André van den Berg
- Full name: André van den Berg
- Date of birth: 23 January 1998 (age 27)
- Place of birth: Namibia
- Height: 180 cm (5 ft 11 in)
- Weight: 92 kg (203 lb; 14 st 7 lb)
- School: Windhoek High School
- University: North-West University

Rugby union career
- Position(s): Fly-half, Fullback
- Current team: Wanderers Rugby Club

Senior career
- Years: Team / Apps / (Points)
- 20??-: Wanderers Rugby Club / ?? / (??)
- Correct as of 30 October 2023

International career
- Years: Team / Apps / (Points)
- 2016: Namibia under-18 / ?? / (??)
- 2017: Namibia under-20 / ?? / (??)
- 2022-: Namibia / 7 / (5)
- Correct as of 30 October 2023

= André van den Berg =

Namibian rugby union player

André van den Berg (born 23 January 1998) is a Namibian rugby union player who plays for the Wanderers in the NRU Premier League.

==Career==

=== Club ===
He joined the Wanderers after studying at North-West University in South Africa. In 2022 he started in the NRU Premier League final at fly-half, scoring 23 points in the 51–31 win over the University of Namibia.

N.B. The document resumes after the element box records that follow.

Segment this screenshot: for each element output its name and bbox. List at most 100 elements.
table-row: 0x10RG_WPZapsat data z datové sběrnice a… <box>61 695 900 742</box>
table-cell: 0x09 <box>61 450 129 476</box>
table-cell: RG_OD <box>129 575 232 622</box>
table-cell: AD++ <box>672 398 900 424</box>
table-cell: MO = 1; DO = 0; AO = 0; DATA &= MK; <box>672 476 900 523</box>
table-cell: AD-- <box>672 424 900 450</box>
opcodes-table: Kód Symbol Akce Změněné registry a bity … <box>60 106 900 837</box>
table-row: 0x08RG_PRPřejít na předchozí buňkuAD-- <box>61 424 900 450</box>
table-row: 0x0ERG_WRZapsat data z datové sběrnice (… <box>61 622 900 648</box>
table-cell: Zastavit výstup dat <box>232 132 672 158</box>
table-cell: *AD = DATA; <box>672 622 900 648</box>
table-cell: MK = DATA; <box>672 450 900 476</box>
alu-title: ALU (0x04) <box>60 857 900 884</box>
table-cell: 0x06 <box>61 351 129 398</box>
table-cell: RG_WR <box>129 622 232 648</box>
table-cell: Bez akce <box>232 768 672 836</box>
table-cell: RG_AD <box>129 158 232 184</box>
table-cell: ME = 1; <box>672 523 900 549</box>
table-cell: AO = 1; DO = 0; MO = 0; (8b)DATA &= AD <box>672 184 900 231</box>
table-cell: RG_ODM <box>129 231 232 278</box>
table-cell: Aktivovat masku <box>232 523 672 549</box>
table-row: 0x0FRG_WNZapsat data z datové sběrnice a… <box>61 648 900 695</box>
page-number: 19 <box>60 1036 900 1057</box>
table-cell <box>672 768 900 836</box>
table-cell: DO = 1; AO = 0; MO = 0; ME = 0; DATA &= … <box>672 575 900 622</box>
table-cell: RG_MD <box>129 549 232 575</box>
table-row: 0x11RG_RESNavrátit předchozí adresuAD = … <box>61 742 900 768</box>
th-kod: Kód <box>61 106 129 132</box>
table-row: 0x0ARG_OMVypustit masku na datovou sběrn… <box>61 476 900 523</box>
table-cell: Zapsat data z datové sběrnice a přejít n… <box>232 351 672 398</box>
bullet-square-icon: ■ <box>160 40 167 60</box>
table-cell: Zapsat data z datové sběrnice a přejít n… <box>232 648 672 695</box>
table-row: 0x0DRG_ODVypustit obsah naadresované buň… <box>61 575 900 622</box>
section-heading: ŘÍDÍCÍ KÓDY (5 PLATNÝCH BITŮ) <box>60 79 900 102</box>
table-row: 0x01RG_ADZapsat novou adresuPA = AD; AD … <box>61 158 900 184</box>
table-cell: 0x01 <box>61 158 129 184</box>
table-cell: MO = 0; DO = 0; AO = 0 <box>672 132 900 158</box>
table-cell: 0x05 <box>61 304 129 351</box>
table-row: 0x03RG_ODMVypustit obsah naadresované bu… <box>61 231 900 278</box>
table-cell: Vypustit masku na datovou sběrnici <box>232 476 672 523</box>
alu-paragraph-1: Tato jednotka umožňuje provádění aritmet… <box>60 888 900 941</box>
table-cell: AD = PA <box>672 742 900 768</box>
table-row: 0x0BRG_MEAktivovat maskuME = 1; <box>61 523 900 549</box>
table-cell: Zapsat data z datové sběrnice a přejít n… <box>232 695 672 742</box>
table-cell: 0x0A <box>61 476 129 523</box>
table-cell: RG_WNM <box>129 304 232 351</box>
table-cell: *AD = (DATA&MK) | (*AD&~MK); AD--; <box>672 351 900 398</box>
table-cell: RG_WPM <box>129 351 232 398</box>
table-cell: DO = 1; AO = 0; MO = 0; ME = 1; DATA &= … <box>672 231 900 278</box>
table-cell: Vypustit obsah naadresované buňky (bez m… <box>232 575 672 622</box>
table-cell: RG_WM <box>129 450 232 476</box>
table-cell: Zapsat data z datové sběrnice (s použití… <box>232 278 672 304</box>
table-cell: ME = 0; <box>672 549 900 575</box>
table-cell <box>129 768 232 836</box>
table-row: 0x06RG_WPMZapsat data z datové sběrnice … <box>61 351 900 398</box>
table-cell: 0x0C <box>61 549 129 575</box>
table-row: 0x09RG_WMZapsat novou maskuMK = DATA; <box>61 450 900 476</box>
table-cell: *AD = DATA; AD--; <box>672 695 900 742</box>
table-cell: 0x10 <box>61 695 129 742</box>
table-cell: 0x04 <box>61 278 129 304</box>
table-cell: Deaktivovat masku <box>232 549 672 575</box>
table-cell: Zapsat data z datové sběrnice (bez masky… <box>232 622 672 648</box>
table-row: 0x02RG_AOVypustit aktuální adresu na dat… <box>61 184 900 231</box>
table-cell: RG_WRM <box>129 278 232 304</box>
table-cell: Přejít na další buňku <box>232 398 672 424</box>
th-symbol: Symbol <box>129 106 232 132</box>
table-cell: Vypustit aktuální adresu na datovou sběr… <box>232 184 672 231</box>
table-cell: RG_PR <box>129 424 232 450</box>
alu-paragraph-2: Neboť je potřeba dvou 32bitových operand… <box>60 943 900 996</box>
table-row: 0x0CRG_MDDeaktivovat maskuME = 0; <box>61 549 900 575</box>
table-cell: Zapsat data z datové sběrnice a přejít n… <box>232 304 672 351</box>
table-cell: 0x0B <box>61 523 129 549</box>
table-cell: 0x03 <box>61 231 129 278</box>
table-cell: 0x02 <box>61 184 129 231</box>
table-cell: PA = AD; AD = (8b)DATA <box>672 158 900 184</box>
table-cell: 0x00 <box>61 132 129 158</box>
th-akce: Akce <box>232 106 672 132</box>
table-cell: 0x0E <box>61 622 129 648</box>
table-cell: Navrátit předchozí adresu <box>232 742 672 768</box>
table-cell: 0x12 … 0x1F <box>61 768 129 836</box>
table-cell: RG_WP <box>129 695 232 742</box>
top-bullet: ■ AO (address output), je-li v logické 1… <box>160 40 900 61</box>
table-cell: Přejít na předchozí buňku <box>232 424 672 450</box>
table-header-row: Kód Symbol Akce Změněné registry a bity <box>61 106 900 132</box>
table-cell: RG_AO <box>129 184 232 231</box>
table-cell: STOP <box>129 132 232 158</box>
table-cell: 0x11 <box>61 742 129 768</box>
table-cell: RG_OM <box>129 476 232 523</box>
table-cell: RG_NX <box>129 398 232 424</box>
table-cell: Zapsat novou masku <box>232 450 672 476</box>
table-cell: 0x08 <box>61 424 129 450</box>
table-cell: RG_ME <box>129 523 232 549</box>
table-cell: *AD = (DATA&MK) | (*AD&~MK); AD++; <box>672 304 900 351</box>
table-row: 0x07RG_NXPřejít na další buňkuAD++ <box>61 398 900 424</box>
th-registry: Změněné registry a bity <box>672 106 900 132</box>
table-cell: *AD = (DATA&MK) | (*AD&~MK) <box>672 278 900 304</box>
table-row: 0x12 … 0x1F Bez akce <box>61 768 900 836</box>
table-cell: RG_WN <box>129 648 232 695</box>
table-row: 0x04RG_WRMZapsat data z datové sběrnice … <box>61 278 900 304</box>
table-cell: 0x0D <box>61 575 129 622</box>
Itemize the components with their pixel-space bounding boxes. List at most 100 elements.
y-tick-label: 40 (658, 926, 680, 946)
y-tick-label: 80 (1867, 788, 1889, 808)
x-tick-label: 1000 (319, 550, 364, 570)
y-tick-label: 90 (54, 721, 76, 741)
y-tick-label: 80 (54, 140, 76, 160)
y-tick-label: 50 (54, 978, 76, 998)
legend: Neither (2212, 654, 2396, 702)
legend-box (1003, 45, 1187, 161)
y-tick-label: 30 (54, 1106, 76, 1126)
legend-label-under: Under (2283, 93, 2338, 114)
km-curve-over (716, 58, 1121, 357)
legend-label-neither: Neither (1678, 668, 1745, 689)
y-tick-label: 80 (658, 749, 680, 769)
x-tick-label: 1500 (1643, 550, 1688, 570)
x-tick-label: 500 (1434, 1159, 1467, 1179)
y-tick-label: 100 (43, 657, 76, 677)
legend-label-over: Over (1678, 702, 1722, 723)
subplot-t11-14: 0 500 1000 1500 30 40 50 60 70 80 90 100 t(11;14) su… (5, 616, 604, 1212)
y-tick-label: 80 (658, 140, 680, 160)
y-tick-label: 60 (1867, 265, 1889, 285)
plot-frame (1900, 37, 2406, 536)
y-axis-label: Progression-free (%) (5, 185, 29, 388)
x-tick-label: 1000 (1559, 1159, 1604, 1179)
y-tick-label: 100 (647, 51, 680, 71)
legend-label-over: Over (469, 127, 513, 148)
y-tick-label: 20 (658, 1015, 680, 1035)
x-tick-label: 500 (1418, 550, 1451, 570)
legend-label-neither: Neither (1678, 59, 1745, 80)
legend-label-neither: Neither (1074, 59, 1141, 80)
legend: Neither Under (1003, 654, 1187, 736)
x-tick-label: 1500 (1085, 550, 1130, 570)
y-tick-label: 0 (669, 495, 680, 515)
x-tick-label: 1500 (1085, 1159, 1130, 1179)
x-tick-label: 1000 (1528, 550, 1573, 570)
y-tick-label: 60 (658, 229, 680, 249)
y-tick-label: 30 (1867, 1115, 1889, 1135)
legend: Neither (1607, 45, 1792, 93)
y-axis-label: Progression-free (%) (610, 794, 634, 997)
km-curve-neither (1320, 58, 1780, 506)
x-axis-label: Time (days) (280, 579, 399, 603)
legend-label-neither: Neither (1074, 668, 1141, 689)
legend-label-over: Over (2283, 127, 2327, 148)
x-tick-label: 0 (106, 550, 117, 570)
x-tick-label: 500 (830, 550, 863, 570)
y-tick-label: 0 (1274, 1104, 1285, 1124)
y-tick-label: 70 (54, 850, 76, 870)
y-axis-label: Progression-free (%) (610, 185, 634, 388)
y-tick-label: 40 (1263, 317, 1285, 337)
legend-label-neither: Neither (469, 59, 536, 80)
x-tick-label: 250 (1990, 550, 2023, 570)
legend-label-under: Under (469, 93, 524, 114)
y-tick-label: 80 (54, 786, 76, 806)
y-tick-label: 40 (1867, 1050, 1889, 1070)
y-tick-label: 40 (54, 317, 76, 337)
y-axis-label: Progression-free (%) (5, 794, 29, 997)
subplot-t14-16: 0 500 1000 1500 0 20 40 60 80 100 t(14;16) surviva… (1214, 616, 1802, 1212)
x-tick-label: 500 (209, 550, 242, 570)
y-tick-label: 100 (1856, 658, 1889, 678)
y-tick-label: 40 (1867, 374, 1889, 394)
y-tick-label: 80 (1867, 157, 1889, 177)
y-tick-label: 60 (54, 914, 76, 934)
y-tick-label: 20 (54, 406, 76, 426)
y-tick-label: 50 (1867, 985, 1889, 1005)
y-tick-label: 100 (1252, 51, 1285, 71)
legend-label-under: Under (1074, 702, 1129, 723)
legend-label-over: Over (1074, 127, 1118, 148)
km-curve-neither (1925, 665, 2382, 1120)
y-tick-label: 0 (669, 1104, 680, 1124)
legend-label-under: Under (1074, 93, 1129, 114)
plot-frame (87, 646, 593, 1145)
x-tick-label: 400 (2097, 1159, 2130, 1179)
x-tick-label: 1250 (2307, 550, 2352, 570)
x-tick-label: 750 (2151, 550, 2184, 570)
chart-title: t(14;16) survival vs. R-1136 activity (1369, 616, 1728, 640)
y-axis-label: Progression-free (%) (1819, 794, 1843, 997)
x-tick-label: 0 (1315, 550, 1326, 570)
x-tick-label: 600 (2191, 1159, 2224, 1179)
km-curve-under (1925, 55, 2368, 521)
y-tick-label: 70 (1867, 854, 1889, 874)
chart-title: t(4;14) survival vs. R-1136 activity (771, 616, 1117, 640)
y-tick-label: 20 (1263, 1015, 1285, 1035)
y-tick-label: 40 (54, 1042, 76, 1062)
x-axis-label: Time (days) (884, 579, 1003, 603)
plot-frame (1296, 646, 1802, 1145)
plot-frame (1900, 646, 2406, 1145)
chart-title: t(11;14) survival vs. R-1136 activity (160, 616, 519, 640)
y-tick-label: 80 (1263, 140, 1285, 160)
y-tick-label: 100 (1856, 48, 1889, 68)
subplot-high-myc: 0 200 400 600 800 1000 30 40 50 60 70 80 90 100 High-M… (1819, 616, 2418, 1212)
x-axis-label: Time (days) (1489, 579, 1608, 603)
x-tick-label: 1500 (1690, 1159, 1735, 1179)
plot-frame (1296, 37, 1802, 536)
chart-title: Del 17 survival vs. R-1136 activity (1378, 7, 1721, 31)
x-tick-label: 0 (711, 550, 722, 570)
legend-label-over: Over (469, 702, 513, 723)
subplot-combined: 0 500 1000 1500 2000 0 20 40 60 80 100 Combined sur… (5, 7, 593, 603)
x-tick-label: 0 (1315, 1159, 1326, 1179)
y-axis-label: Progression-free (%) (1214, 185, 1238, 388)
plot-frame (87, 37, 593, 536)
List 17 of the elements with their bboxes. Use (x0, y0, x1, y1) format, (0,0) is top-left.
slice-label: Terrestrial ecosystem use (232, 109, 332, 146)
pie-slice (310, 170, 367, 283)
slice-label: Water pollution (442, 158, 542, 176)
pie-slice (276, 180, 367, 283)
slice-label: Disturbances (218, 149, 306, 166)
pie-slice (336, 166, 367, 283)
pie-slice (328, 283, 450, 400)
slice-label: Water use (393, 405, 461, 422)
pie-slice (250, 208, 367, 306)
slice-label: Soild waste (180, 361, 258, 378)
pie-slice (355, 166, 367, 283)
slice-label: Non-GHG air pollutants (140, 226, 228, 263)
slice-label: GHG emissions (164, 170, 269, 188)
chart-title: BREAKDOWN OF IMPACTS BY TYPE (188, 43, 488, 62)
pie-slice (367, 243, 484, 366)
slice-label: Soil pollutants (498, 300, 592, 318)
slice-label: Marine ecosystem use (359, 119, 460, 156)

He was awarded Player of the Match. He was then later awarded sportsman of the year as well as players’ player of the year.

=== International ===
He was captain of the Namibia under-18 side at the 2016 Craven Week. He played for Namibia in the 2017 World Rugby Under 20 Trophy where he took the side to a 4th-place finish. He went on the make his full international debut in 2022 coming off the bench against Spain. He was named part of the Namibian squad for the 2023 Rugby World Cup, where he featured three times, including a start at fullback against Uruguay.